What else can we learn? First, we can devise a way to statistically assess whether there are more women or men in a neighborhood than we’d expect. The easiest way is to work from the assumption that there are no differences in the way populations are distributed, and then from there find neighborhoods where that assumption fails. For example, here’s a plot showing the number of rides done per neighborhood for men plotted against the same data for women:
Each red dot represents a neighborhood and the diagonal dashed line is the predicted linear relationship between number of rides per neighborhood by gender.
We used Rapleaf’s Name to Gender API to assess the likelihood of a rider’s gender given their name, only accepting a match if the probability was >= 95%. So someone with the name of Leslie remains unclassified because there’s only a 94.1% chance the name is from a female, whereas a boy named Sue would be misclassified as female with a 99.2% probability.
Any deviations above this line means that a neighborhood has more women taking rides into it than what we would expect given the number of men that take rides there. Deviations below that line are places where we see more men than we would expect given the number of women (actually, technically, places where we see fewer women than we would predict given the number of men).
What’s the gist?
- There are 35% more women in the Marina and 47% more women in Pac Heights on weekend nights than expected.

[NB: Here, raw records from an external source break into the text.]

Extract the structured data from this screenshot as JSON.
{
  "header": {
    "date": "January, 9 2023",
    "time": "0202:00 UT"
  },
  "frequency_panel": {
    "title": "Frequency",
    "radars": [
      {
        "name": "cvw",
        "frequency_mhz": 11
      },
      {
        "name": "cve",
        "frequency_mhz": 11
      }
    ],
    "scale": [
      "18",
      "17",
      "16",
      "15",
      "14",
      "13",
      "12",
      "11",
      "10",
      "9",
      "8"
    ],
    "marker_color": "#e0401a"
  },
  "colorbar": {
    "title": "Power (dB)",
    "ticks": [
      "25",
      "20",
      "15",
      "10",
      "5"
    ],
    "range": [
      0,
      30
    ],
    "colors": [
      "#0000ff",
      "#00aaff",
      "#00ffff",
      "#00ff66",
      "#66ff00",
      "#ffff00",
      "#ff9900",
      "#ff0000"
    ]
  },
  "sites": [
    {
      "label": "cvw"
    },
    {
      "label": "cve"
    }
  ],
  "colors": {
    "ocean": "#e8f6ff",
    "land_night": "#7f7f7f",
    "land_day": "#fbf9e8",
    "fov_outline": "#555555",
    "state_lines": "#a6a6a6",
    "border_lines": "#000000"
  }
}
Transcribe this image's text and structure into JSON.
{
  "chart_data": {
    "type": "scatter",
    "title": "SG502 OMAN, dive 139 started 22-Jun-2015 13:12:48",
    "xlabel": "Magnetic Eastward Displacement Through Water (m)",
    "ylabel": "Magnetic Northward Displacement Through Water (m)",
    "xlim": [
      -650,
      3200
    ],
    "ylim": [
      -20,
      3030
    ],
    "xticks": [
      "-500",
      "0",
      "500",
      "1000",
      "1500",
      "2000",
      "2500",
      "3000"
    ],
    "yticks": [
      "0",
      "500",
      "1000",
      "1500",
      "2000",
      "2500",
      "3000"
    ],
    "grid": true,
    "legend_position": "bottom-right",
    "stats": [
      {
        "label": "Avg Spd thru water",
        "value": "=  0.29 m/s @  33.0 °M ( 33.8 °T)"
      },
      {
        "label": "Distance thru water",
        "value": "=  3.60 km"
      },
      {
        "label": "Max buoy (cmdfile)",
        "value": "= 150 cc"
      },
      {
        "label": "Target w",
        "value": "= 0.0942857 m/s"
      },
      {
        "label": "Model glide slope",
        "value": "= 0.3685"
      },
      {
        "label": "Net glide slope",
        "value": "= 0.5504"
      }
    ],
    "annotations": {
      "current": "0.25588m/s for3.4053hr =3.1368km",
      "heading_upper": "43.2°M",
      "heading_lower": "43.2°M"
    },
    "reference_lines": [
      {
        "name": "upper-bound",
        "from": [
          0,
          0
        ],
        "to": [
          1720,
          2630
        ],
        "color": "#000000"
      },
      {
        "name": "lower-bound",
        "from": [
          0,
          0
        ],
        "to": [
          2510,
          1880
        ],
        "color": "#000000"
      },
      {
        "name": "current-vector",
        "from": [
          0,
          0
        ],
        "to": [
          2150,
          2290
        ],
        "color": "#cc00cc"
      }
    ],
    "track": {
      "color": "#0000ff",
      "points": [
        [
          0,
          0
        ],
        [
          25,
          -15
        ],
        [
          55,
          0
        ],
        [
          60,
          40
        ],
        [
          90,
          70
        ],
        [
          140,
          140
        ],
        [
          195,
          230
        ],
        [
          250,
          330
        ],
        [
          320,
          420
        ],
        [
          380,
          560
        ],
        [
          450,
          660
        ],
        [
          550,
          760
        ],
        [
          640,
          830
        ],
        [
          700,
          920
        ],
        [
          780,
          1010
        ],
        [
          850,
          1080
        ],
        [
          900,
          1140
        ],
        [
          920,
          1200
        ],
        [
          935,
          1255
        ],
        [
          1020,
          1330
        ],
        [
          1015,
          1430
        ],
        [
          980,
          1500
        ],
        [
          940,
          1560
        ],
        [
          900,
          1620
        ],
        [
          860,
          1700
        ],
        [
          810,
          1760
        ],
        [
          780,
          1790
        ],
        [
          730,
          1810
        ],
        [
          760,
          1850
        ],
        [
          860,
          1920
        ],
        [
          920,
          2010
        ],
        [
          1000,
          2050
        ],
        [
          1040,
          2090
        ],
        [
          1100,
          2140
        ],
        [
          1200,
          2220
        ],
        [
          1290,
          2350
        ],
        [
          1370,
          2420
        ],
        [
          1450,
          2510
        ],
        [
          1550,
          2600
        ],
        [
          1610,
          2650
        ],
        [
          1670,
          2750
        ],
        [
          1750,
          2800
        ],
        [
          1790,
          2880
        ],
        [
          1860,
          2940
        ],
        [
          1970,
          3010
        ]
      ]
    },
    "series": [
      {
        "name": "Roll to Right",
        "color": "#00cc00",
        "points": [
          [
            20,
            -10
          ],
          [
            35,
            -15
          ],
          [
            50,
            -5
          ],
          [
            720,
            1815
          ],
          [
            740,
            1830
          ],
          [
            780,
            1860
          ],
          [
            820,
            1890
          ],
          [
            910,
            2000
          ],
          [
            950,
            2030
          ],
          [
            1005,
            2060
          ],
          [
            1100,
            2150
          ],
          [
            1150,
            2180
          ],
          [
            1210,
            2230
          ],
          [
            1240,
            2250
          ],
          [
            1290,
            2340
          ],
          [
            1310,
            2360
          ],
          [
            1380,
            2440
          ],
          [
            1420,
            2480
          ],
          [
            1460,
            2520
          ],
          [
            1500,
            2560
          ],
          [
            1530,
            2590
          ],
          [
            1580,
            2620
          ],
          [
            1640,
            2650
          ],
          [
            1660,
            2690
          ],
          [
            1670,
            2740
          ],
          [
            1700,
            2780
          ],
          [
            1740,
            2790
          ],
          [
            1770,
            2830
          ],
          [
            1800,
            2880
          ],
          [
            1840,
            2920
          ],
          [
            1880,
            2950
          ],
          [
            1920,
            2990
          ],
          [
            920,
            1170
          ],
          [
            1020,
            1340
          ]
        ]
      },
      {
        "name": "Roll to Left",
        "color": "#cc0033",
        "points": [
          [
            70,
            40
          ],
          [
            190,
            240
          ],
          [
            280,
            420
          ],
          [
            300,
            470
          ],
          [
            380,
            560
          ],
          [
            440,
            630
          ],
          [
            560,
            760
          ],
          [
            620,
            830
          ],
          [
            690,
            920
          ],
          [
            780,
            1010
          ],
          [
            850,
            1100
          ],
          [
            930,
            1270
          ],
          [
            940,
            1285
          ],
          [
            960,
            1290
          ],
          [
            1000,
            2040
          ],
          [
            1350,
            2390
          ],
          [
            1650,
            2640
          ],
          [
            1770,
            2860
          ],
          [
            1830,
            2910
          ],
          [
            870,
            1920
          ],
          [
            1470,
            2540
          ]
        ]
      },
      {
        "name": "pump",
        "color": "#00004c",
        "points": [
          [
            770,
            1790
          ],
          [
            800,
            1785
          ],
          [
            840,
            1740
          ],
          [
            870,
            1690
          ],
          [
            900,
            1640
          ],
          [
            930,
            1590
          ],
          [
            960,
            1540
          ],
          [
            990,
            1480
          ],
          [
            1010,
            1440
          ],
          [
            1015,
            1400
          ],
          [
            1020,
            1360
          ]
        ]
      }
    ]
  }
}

- Conversely, there are 23% more men in SoMa, 16% more in the Castro, and 14% more in the Financial District.
So if you’re looking for a guy, head to SoMa on a Friday night. If you’re looking for a lady, check out the Marina or Pac Heights!
We can map these kinds of binary discrepancies for several variables:
Every blue dot shows an unbalance. The larger the dot, the more unbalanced the relationship is. To summarize in words:
- Android users are all about the Haight, the Mission, Nob Hill, and SoMa.
- iPhone users are up in the Financial District, the Castro, North Beach, Russian Hill, and the Marina.
- During normal business hours everyone’s headed into the Financial District…
- …but on weekend nights it’s all about the parties: the Mission, the Marina, Downtown, the Castro, and Western Addition.
- Riders with the lowest ratings are in the Western Addition, the Castro, and the Mission. (Are you all being nice to drivers? What’s up?!)
- The highest-rated riders are hanging out in SoMa, Downtown, North Beach, and the Marina. (Thank you all!)
- A rider is far more likely to head into SoMa from Downtown than they are to head over to Golden Gate Park.
There’s a lot more at play here than just population or population density. We can see how San Francisco works and plays. We can see how the city comes alive. To me, this:
is just as beautiful as this:
And that’s one of the reasons why a neuroscientist is working for Uber.